Se abrazaron largamente. Fueron en seguida al terminal de los buses que los llevaría a Los Andes, y dos horas después ya estaban en su ciudad natal. Conversaron todo el viaje y contaron todo lo que en esos meses les había pasado. Recién al bajar se dieron cuenta de que no habían programado lo que sería ese fin de semana. Pero Ambrosio tenía claro que irían a la casa de Rosalba, donde podrían quedarse a dormir esa noche. Irían también al cementerio para dejarle flores a los papás. Y pasarían a ver a Lucila, que como lo haría junto con Matilde se había liberado de sus interiores inquietudes.
Llegaron a la casa de Rosalba a media mañana. Como habían vivido con ella sabían que los sábados, como no era día de trabajo, estaría todavía en cama, leyendo alguna novela después de haberse servido el desayuno. Pero su sorpresa fue mayor cuando quien les abre la puerta era un hombre cubierto con una bata de baño. Se presentaron y le preguntaron por Rosalba. El hombre los hizo pasar al living y entró en la habitación al mismo tiempo en que salía Rosalba envuelta también en una bata.
Así supieron que Rosalba ya no estaba viviendo sola, que había encontrado un hombre con el que formaban pareja. Ambrosio se alegró al saberlo, Matilde estaba sólo sorprendida.
—Esta sí que es una visita sorpresa. ¿Por qué no me avisaron que vendrían a verme?
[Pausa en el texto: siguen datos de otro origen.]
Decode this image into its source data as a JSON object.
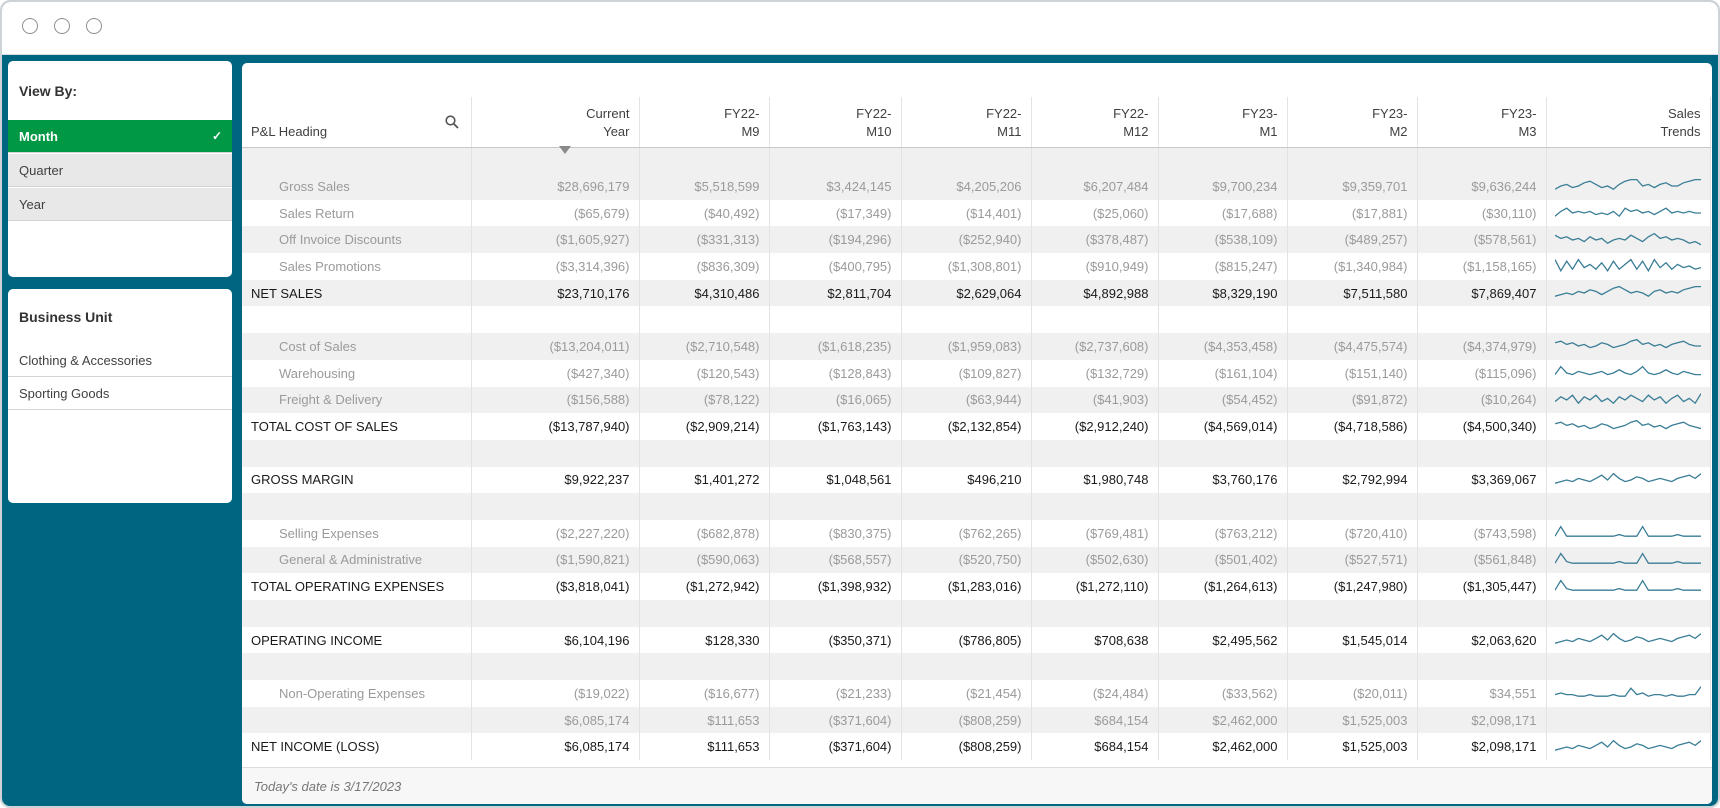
{
  "filters": {
    "view_by": {
      "title": "View By:",
      "options": [
        {
          "label": "Month",
          "selected": true
        },
        {
          "label": "Quarter",
          "selected": false
        },
        {
          "label": "Year",
          "selected": false
        }
      ]
    },
    "business_unit": {
      "title": "Business Unit",
      "options": [
        "Clothing & Accessories",
        "Sporting Goods"
      ]
    }
  },
  "table": {
    "headers": [
      "P&L Heading",
      "Current\nYear",
      "FY22-\nM9",
      "FY22-\nM10",
      "FY22-\nM11",
      "FY22-\nM12",
      "FY23-\nM1",
      "FY23-\nM2",
      "FY23-\nM3",
      "Sales\nTrends"
    ],
    "rows": [
      {
        "label": "",
        "type": "blank",
        "values": [
          "",
          "",
          "",
          "",
          "",
          "",
          "",
          ""
        ]
      },
      {
        "label": "Gross Sales",
        "type": "child",
        "values": [
          "$28,696,179",
          "$5,518,599",
          "$3,424,145",
          "$4,205,206",
          "$6,207,484",
          "$9,700,234",
          "$9,359,701",
          "$9,636,244"
        ],
        "trend": [
          0.3,
          0.5,
          0.6,
          0.4,
          0.5,
          0.7,
          0.8,
          0.6,
          0.4,
          0.5,
          0.3,
          0.6,
          0.8,
          0.9,
          0.9,
          0.5,
          0.6,
          0.4,
          0.6,
          0.7,
          0.5,
          0.5,
          0.7,
          0.8,
          0.9,
          0.9
        ]
      },
      {
        "label": "Sales Return",
        "type": "child",
        "values": [
          "($65,679)",
          "($40,492)",
          "($17,349)",
          "($14,401)",
          "($25,060)",
          "($17,688)",
          "($17,881)",
          "($30,110)"
        ],
        "trend": [
          0.3,
          0.6,
          0.8,
          0.5,
          0.6,
          0.5,
          0.6,
          0.4,
          0.5,
          0.4,
          0.6,
          0.3,
          0.8,
          0.6,
          0.7,
          0.5,
          0.6,
          0.4,
          0.6,
          0.8,
          0.5,
          0.6,
          0.5,
          0.6,
          0.5,
          0.5
        ]
      },
      {
        "label": "Off Invoice Discounts",
        "type": "child",
        "values": [
          "($1,605,927)",
          "($331,313)",
          "($194,296)",
          "($252,940)",
          "($378,487)",
          "($538,109)",
          "($489,257)",
          "($578,561)"
        ],
        "trend": [
          0.8,
          0.6,
          0.7,
          0.5,
          0.6,
          0.4,
          0.7,
          0.5,
          0.6,
          0.3,
          0.5,
          0.6,
          0.5,
          0.8,
          0.6,
          0.4,
          0.7,
          0.9,
          0.6,
          0.7,
          0.5,
          0.6,
          0.5,
          0.3,
          0.4,
          0.2
        ]
      },
      {
        "label": "Sales Promotions",
        "type": "child",
        "values": [
          "($3,314,396)",
          "($836,309)",
          "($400,795)",
          "($1,308,801)",
          "($910,949)",
          "($815,247)",
          "($1,340,984)",
          "($1,158,165)"
        ],
        "trend": [
          0.9,
          0.2,
          0.8,
          0.3,
          0.9,
          0.4,
          0.6,
          0.3,
          0.7,
          0.2,
          0.8,
          0.3,
          0.6,
          0.9,
          0.3,
          0.8,
          0.2,
          0.9,
          0.4,
          0.7,
          0.3,
          0.6,
          0.4,
          0.5,
          0.3,
          0.4
        ]
      },
      {
        "label": "NET SALES",
        "type": "bold",
        "values": [
          "$23,710,176",
          "$4,310,486",
          "$2,811,704",
          "$2,629,064",
          "$4,892,988",
          "$8,329,190",
          "$7,511,580",
          "$7,869,407"
        ],
        "trend": [
          0.3,
          0.4,
          0.5,
          0.4,
          0.6,
          0.5,
          0.7,
          0.6,
          0.4,
          0.6,
          0.8,
          0.9,
          0.7,
          0.5,
          0.6,
          0.5,
          0.3,
          0.6,
          0.7,
          0.5,
          0.6,
          0.5,
          0.7,
          0.8,
          0.9,
          0.9
        ]
      },
      {
        "label": "",
        "type": "blank",
        "values": [
          "",
          "",
          "",
          "",
          "",
          "",
          "",
          ""
        ]
      },
      {
        "label": "Cost of Sales",
        "type": "child",
        "values": [
          "($13,204,011)",
          "($2,710,548)",
          "($1,618,235)",
          "($1,959,083)",
          "($2,737,608)",
          "($4,353,458)",
          "($4,475,574)",
          "($4,374,979)"
        ],
        "trend": [
          0.7,
          0.8,
          0.6,
          0.7,
          0.5,
          0.6,
          0.4,
          0.5,
          0.7,
          0.6,
          0.4,
          0.5,
          0.6,
          0.8,
          0.9,
          0.6,
          0.7,
          0.5,
          0.6,
          0.4,
          0.6,
          0.7,
          0.8,
          0.6,
          0.5,
          0.5
        ]
      },
      {
        "label": "Warehousing",
        "type": "child",
        "values": [
          "($427,340)",
          "($120,543)",
          "($128,843)",
          "($109,827)",
          "($132,729)",
          "($161,104)",
          "($151,140)",
          "($115,096)"
        ],
        "trend": [
          0.4,
          0.9,
          0.5,
          0.4,
          0.6,
          0.5,
          0.4,
          0.5,
          0.6,
          0.4,
          0.5,
          0.7,
          0.5,
          0.4,
          0.6,
          0.9,
          0.5,
          0.4,
          0.5,
          0.7,
          0.5,
          0.4,
          0.6,
          0.5,
          0.4,
          0.4
        ]
      },
      {
        "label": "Freight & Delivery",
        "type": "child",
        "values": [
          "($156,588)",
          "($78,122)",
          "($16,065)",
          "($63,944)",
          "($41,903)",
          "($54,452)",
          "($91,872)",
          "($10,264)"
        ],
        "trend": [
          0.4,
          0.7,
          0.5,
          0.8,
          0.3,
          0.7,
          0.5,
          0.8,
          0.4,
          0.6,
          0.3,
          0.7,
          0.5,
          0.8,
          0.6,
          0.4,
          0.8,
          0.5,
          0.7,
          0.3,
          0.6,
          0.8,
          0.4,
          0.6,
          0.3,
          0.9
        ]
      },
      {
        "label": "TOTAL COST OF SALES",
        "type": "bold",
        "values": [
          "($13,787,940)",
          "($2,909,214)",
          "($1,763,143)",
          "($2,132,854)",
          "($2,912,240)",
          "($4,569,014)",
          "($4,718,586)",
          "($4,500,340)"
        ],
        "trend": [
          0.7,
          0.8,
          0.6,
          0.7,
          0.5,
          0.6,
          0.4,
          0.5,
          0.7,
          0.6,
          0.4,
          0.5,
          0.6,
          0.8,
          0.9,
          0.6,
          0.7,
          0.5,
          0.6,
          0.4,
          0.6,
          0.7,
          0.8,
          0.6,
          0.5,
          0.4
        ]
      },
      {
        "label": "",
        "type": "blank",
        "values": [
          "",
          "",
          "",
          "",
          "",
          "",
          "",
          ""
        ]
      },
      {
        "label": "GROSS MARGIN",
        "type": "bold",
        "values": [
          "$9,922,237",
          "$1,401,272",
          "$1,048,561",
          "$496,210",
          "$1,980,748",
          "$3,760,176",
          "$2,792,994",
          "$3,369,067"
        ],
        "trend": [
          0.3,
          0.4,
          0.5,
          0.4,
          0.6,
          0.5,
          0.4,
          0.6,
          0.8,
          0.5,
          0.9,
          0.6,
          0.4,
          0.5,
          0.7,
          0.6,
          0.4,
          0.5,
          0.6,
          0.5,
          0.4,
          0.6,
          0.7,
          0.8,
          0.6,
          0.9
        ]
      },
      {
        "label": "",
        "type": "blank",
        "values": [
          "",
          "",
          "",
          "",
          "",
          "",
          "",
          ""
        ]
      },
      {
        "label": "Selling Expenses",
        "type": "child",
        "values": [
          "($2,227,220)",
          "($682,878)",
          "($830,375)",
          "($762,265)",
          "($769,481)",
          "($763,212)",
          "($720,410)",
          "($743,598)"
        ],
        "trend": [
          0.3,
          0.9,
          0.3,
          0.3,
          0.3,
          0.3,
          0.3,
          0.3,
          0.3,
          0.3,
          0.3,
          0.4,
          0.3,
          0.3,
          0.3,
          0.9,
          0.3,
          0.3,
          0.3,
          0.3,
          0.3,
          0.4,
          0.3,
          0.3,
          0.3,
          0.3
        ]
      },
      {
        "label": "General & Administrative",
        "type": "child",
        "values": [
          "($1,590,821)",
          "($590,063)",
          "($568,557)",
          "($520,750)",
          "($502,630)",
          "($501,402)",
          "($527,571)",
          "($561,848)"
        ],
        "trend": [
          0.3,
          0.9,
          0.4,
          0.3,
          0.3,
          0.3,
          0.3,
          0.3,
          0.3,
          0.3,
          0.3,
          0.4,
          0.3,
          0.3,
          0.3,
          0.9,
          0.3,
          0.3,
          0.3,
          0.3,
          0.3,
          0.4,
          0.3,
          0.3,
          0.3,
          0.3
        ]
      },
      {
        "label": "TOTAL OPERATING EXPENSES",
        "type": "bold",
        "values": [
          "($3,818,041)",
          "($1,272,942)",
          "($1,398,932)",
          "($1,283,016)",
          "($1,272,110)",
          "($1,264,613)",
          "($1,247,980)",
          "($1,305,447)"
        ],
        "trend": [
          0.3,
          0.9,
          0.4,
          0.3,
          0.3,
          0.3,
          0.3,
          0.3,
          0.3,
          0.3,
          0.3,
          0.4,
          0.3,
          0.3,
          0.3,
          0.9,
          0.3,
          0.3,
          0.3,
          0.3,
          0.3,
          0.4,
          0.3,
          0.3,
          0.3,
          0.3
        ]
      },
      {
        "label": "",
        "type": "blank",
        "values": [
          "",
          "",
          "",
          "",
          "",
          "",
          "",
          ""
        ]
      },
      {
        "label": "OPERATING INCOME",
        "type": "bold",
        "values": [
          "$6,104,196",
          "$128,330",
          "($350,371)",
          "($786,805)",
          "$708,638",
          "$2,495,562",
          "$1,545,014",
          "$2,063,620"
        ],
        "trend": [
          0.3,
          0.4,
          0.5,
          0.4,
          0.6,
          0.5,
          0.4,
          0.6,
          0.8,
          0.5,
          0.9,
          0.6,
          0.4,
          0.5,
          0.7,
          0.6,
          0.4,
          0.5,
          0.6,
          0.5,
          0.4,
          0.6,
          0.7,
          0.8,
          0.6,
          0.9
        ]
      },
      {
        "label": "",
        "type": "blank",
        "values": [
          "",
          "",
          "",
          "",
          "",
          "",
          "",
          ""
        ]
      },
      {
        "label": "Non-Operating Expenses",
        "type": "child",
        "values": [
          "($19,022)",
          "($16,677)",
          "($21,233)",
          "($21,454)",
          "($24,484)",
          "($33,562)",
          "($20,011)",
          "$34,551"
        ],
        "trend": [
          0.4,
          0.5,
          0.4,
          0.4,
          0.3,
          0.3,
          0.4,
          0.3,
          0.3,
          0.3,
          0.4,
          0.3,
          0.3,
          0.8,
          0.4,
          0.5,
          0.3,
          0.4,
          0.4,
          0.3,
          0.4,
          0.3,
          0.3,
          0.4,
          0.4,
          0.9
        ]
      },
      {
        "label": "",
        "type": "child",
        "values": [
          "$6,085,174",
          "$111,653",
          "($371,604)",
          "($808,259)",
          "$684,154",
          "$2,462,000",
          "$1,525,003",
          "$2,098,171"
        ]
      },
      {
        "label": "NET INCOME (LOSS)",
        "type": "bold",
        "values": [
          "$6,085,174",
          "$111,653",
          "($371,604)",
          "($808,259)",
          "$684,154",
          "$2,462,000",
          "$1,525,003",
          "$2,098,171"
        ],
        "trend": [
          0.3,
          0.4,
          0.5,
          0.4,
          0.6,
          0.5,
          0.4,
          0.6,
          0.8,
          0.5,
          0.9,
          0.6,
          0.4,
          0.5,
          0.7,
          0.6,
          0.4,
          0.5,
          0.6,
          0.5,
          0.4,
          0.6,
          0.7,
          0.8,
          0.6,
          0.9
        ]
      }
    ]
  },
  "footer": {
    "text": "Today's date is 3/17/2023"
  },
  "colors": {
    "frame": "#006580",
    "selected": "#009845",
    "sparkline": "#3a7d96"
  }
}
Pudiera haberles preparado algo para atenderlos.
Matilde y Ambrosio se dieron cuenta de que con ese recibimiento Rosalba se ponía en guardia y les daba a entender que no estaba dispuesta a volver a vivir con ellos.
—No te preocupes, venimos sólo de paso a saludarte. El motivo del viaje es ir a ver a nuestros padres al cementario, porque se cumple un año.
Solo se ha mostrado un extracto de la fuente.